In 1986, Nadya Mason competed as a gymnast in Houston, training with the legendary Bela Karolyi as a member of the U.S. National Team, hoping to make it to the Olympics. She never did.
But, 23 years later, as Doctor Nadya Mason, an assistant professor of physics at the University of Illinois at Urbana-Champaign, she did win the Microsoft-sponsored 2009 Denice Denton Emerging Leader Award. It's an honor bestowed by the Anita Borg Institute for Women and Technology "to someone in a junior, un-tenured, faculty position under the age of 40 who is pursuing high-quality research and, at the same time, is contributing significantly to promote diversity in their environment," says Deanna Kosaraju, vice president of programs at the Institute.
Apparently still in motion, Mason has become somewhat of a celebrity within both scientific and humanitarian circles — as well as "a star" in a YouTube profile.
"As a woman, as a black woman, Dr. Mason is passionate about the diversity issues that affect the scientific community," says Dale J. Van Harlingen, a collaborator and the head of her department. "But, just as importantly, she's an exceptional scientist working in a field that lots of people are interested in."
That field concerns what happens to the properties of materials when one makes objects, such as computers, very small. At some point in the shrinking process, the computer’s parts get so tiny they don't behave the same way they did when they were larger. Her goal is to figure out why.

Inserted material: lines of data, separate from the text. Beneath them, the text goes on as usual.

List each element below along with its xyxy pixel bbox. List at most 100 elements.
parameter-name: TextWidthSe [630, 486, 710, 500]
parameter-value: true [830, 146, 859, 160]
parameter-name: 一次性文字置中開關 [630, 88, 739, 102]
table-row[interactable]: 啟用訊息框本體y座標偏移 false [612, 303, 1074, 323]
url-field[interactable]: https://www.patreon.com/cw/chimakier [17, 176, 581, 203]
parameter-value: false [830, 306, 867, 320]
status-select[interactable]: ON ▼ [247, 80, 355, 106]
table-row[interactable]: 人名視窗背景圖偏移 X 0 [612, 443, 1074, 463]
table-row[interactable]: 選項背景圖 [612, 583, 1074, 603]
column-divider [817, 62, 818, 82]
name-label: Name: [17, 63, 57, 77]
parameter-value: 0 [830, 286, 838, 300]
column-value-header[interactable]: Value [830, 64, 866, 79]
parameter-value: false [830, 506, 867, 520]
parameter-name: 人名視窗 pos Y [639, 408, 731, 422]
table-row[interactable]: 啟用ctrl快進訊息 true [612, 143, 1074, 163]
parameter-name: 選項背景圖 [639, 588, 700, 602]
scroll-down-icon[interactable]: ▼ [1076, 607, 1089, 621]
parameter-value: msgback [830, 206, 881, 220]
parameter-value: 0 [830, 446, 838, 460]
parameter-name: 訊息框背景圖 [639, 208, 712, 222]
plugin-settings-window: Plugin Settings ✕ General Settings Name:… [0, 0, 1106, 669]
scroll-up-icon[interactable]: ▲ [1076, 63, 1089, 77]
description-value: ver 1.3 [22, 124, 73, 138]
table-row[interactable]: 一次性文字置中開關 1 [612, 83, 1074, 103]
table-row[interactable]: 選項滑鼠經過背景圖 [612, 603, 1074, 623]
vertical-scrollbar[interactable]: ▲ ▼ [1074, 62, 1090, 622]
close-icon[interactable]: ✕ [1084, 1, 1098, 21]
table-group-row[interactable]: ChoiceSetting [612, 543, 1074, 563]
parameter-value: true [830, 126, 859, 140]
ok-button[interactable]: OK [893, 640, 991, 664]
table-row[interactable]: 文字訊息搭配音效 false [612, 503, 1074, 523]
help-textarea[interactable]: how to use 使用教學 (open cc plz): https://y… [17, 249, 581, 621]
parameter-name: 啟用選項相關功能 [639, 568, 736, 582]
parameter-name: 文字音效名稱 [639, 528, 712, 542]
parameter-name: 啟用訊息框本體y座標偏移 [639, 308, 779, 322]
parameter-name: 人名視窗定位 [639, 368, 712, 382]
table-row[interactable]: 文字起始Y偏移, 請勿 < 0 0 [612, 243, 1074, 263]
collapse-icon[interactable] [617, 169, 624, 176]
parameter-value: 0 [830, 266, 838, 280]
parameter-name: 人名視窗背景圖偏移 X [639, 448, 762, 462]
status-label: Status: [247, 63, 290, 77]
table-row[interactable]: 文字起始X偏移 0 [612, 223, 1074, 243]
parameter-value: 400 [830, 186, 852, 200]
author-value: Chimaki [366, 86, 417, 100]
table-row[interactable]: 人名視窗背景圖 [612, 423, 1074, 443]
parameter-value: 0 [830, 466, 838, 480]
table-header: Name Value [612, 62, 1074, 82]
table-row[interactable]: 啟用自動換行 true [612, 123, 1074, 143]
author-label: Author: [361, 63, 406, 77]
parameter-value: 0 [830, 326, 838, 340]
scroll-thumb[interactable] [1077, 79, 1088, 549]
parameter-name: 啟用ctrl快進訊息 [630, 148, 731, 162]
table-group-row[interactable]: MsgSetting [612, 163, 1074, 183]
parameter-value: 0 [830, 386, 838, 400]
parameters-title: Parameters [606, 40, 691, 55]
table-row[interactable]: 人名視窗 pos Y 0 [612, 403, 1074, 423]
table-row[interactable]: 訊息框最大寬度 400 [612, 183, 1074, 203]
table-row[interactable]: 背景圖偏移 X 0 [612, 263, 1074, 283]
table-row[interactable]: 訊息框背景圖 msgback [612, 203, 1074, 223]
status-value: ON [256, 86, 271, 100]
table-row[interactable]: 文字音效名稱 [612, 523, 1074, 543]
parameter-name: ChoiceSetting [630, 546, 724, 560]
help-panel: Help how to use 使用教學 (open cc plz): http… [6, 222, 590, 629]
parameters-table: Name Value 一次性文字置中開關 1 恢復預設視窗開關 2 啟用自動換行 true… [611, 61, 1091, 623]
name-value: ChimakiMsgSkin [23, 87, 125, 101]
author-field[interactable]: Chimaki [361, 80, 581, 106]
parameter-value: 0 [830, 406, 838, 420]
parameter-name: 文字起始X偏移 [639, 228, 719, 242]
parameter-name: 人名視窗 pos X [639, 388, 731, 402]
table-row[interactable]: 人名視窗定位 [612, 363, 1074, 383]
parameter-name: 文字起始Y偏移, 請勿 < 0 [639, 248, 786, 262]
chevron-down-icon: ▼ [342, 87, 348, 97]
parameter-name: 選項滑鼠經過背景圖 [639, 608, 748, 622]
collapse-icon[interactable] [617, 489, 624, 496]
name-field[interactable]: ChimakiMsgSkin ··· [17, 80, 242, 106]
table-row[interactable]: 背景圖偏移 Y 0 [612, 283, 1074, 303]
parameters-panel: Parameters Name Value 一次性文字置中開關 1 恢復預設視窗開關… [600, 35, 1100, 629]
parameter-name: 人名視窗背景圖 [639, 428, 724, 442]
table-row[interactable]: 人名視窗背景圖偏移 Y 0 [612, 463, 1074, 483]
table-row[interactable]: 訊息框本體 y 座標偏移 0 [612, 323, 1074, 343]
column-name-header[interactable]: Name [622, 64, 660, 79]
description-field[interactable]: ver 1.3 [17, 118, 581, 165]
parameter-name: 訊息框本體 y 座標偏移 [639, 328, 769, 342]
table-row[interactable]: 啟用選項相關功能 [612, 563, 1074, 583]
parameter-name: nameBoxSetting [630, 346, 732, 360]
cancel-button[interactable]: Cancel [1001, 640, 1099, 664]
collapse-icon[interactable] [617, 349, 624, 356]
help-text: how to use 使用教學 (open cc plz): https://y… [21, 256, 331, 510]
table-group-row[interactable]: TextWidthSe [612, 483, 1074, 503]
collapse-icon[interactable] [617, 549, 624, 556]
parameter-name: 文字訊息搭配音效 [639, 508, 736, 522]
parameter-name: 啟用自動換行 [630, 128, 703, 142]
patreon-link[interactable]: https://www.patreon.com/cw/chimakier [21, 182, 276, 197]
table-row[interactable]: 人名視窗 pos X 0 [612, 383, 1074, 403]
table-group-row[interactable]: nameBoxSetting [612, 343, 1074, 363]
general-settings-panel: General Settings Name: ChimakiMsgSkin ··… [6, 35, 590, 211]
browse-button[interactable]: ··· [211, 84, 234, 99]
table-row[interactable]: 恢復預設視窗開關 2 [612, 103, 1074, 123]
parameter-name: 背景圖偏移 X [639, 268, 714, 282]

"For example," she explains, "we work with carbon nanotubes that are just one-billionth of a meter in diameter but up to centimeters long; think of them as the tiniest wires you can make. What sort of electronic behavior can you expect from something only a few atoms across? Is it just what you'd expect from a bigger wire — or does something different happen? The answer is that something different happens . . . which, I would think, would be very relevant to the computer industry which has a stake in making computers keep working no matter how small they get.
"And," she asks hypothetically, "can we harness quantum mechanics itself to make a quantum computer that can calculate more powerfully than any classical computer?"
While Mason is engaged in "pure research," she is also collaborating on campus with people who are interested "in commercializing such research," Van Harlingen says.
"Ultimately, what people have in mind is a whole technology of low-dimensional, single-molecule electronics which enables the production of extremely small graphene or nanotube devices that can actually perform the same functions that transistors do now," he says. "It's all still in the very early stages, but people do see this as an alternate route to computing."
Paul Hyman was editor-in-chief of several hi-tech publications at CMP Media, including Electronic Buyers' News.